Facebook gönderisi satranç turnuvasının yöneticilerine karşı kamuoyunun öfkesini alevlendirdi. Bazıları bu olayın Malezya'da nüfuzu artan muhafazakar güçlerin ve dindarların yansıması olduğuna inanıyor.
Turnuvanın yöneticisi kızı turnuvadan çekilmeye zorladığını reddetti. İnternet üzerinden birçok nefret mesajları ve ölüm tehditleri aldıktan sonra emniyet müdürlüğünde dava açtı. Basın toplantısı sırasında olay yüzünden “iftiraya uğradığını” söyledi:
I received abusive messages and threats on Facebook and via email. People used terms like ‘paedophile’ and ‘pervert’. I even looked for messages of support but there were none.

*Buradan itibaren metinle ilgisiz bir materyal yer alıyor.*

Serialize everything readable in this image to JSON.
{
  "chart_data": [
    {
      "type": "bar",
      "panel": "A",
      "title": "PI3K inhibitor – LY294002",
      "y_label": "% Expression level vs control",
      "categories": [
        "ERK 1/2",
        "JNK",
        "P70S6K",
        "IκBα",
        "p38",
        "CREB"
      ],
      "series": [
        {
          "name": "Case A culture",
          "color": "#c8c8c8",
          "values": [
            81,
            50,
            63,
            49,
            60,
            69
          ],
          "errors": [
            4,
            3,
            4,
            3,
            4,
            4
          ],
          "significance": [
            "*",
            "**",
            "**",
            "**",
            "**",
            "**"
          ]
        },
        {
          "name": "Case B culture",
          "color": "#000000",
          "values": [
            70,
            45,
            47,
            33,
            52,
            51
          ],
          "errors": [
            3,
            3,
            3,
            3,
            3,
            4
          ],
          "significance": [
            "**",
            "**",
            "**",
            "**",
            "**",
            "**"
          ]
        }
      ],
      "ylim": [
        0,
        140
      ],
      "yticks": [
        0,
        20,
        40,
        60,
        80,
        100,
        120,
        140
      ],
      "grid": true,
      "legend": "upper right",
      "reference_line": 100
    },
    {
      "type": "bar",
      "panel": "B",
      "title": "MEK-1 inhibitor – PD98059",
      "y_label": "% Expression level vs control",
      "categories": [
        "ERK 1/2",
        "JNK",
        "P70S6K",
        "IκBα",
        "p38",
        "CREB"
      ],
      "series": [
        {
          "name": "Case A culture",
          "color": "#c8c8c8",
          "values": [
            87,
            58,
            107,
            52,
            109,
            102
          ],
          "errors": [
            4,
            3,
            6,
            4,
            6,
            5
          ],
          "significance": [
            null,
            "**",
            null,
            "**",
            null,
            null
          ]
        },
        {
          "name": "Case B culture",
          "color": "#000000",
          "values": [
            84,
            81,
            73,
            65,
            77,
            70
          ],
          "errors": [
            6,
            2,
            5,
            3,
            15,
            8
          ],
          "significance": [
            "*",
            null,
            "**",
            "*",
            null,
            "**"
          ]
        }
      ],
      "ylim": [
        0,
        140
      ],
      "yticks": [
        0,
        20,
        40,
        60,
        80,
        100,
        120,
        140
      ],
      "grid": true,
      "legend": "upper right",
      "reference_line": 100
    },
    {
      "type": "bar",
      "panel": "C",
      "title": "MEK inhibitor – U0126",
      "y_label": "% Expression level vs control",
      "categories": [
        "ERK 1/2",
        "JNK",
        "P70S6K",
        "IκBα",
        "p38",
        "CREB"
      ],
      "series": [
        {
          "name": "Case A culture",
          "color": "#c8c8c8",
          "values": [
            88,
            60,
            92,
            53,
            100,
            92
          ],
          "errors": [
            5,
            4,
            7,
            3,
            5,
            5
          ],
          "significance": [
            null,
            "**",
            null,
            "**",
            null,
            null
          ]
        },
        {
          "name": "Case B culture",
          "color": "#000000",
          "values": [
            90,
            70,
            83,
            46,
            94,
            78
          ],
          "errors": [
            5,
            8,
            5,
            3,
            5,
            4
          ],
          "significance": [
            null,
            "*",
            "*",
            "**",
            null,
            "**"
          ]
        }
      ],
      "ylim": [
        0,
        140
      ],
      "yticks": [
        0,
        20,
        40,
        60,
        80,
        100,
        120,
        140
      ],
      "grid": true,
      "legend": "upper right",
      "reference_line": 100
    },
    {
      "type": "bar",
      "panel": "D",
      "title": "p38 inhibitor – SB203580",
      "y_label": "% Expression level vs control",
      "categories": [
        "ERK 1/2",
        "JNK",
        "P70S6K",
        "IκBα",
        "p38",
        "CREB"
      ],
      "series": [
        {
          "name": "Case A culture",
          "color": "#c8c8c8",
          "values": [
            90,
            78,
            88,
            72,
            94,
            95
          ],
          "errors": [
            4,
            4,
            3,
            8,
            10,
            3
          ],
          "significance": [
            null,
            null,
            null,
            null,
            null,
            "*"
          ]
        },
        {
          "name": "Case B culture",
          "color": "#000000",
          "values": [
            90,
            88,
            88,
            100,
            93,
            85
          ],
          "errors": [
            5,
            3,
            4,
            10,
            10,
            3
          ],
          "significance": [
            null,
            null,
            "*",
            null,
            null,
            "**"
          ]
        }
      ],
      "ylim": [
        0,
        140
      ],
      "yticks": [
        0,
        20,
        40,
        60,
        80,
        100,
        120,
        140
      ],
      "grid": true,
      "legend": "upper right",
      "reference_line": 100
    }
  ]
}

Facebook ve e-mail aracılığıyla küfürlü mesajlar ve tehditler aldım. İnsanlar “sübyancı” ve “sapık” gibi kelimeler kullandı. İçlerinde destek mesajları da aradım ancak bir tane bile yoktu.
Olayın ilk incelemesinin ardından, Malezya Satranç Federasyonu kızın kıyafeti yüzünden diskalifiye edilmediğini söyledi. Davanın açıldığının öğrenilmesi ardından araştırmaya devam etmeyi reddetti.

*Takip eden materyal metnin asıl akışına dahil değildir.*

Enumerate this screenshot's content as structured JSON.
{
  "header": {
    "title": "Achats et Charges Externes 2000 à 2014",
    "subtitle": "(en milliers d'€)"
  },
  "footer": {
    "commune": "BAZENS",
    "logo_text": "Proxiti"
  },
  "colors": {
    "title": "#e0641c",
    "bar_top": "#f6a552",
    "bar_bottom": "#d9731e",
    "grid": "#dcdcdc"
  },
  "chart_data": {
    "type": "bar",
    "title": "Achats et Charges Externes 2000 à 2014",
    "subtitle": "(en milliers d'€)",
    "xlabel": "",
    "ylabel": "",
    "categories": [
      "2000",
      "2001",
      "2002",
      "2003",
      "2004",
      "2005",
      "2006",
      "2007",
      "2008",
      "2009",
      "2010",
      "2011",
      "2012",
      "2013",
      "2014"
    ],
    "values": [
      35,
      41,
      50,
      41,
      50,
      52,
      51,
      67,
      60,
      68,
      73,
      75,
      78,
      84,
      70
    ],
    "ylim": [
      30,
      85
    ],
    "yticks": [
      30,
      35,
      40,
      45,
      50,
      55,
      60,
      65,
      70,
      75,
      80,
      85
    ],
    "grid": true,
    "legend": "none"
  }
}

Haber bültenlerine göre, turnuvanın yöneticileri kızı turnuvadan diskalifiye ettiklerini yalanlıyorlar — ki gerçek bu çünkü kız kendisi turnuvadan çekildi. Ancak kızın ve annesinin “uygunsuz” kıyafet açısından uyarılıp uyarılmadığı konusunda sessiz kalıyorlar.
Kadın, Aile ve Toplum Kalkınması Bakanlığı, Malezya Satranç Federasyonu'nu olayı derinlemesine incelemeye yönelik sevk eden bir beyanatta bulundu:
The opportunity for children to participate in this activity is not only a mental stimulus to children but also the chance to mix, exchange ideas, share experience and interact among themselves, from different races, sex, background, economic status and religious belief.

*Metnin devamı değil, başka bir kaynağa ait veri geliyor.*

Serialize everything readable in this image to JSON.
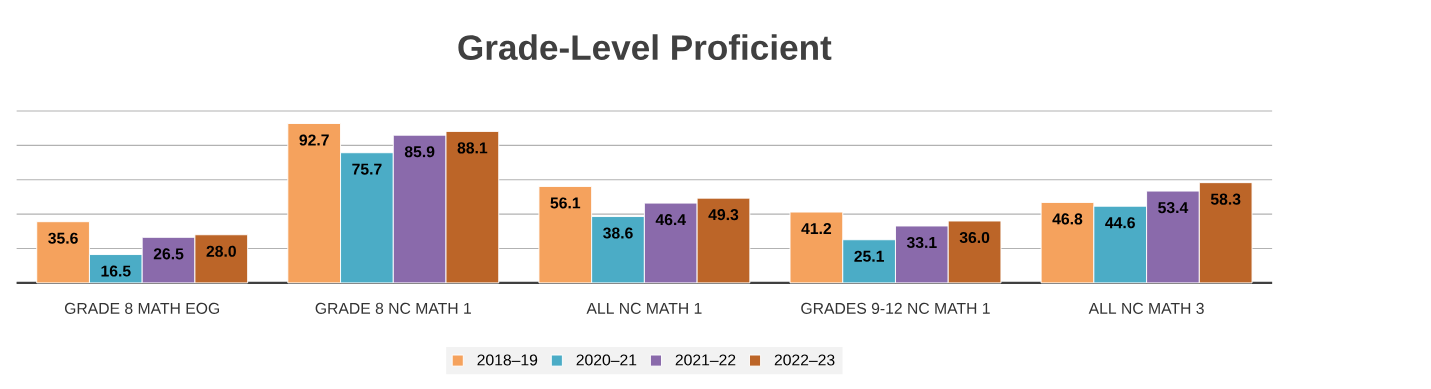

Çocukların bu etkinlikteki tek fırsatları zihnen uyarılmak ve gelişmek değil, aynı zamanda fikir alışverişinde bulunup sentezlemek, farklı ırklardan, cinsiyetlerden, geçmişten, ekonomik sınıflardan ve dini inançlardan çocuklarla deneyimlerini paylaşmak ve birbirleriyle etkileşime geçmektir.
Seçkin Satranç Enstitüsü ve Malezya Satranç Federasyonu Ulusal Satranç Akademisi'nden Peter Long, yöneticilere kızdan ve ailesinden özür dilemesine yönelik tavsiyede bulundu:
Just apologise to the girl, make it right. It’s okay to make a mistake, to be wrong. But it is not okay to cover up, or worst to shift blame, and collectively pretend it is the solution. Do not victimise the girl, her mother or the whistleblowing coach.
Do I have to remind us all that we are talking here about a 12-year-old girl here? I really want to believe that we understand the welfare of the child is of utmost importance.
Kızdan özür dileyin, yanlışı düzeltin. Hata yapmak ya da yanlış olmak sorun değildir. Ama olayın üstünü örtmek öyle değildir, ya da daha kötüsü suçu başkasının üstüne atmak ve toplu olarak çözüm buymuş gibi davranmak. Kızı, annesini ya da ispiyoncu antrenörünü mağdur etmeyin.
Burada 12 yaşındaki bir kızdan bahsettiğimizi hatırlatmam gerekiyor mu? Kızın iyiliğinin azami önem arz ettiğini anladığımıza gerçekten inanmak istiyorum.
Yazar Terence Fernandez, “Polis sadece kıyafet yönetmeliğinin ihlalini araştırmak yerine bir çocuğun muhtemelen bir yetişkin tarafından cinselleştirilmesi gerçeğine de bakmalı.” diyerek ısrarda bulundu.
[Makale içerisinde yönlendirilen sayfalar İngilizce dilinledir.]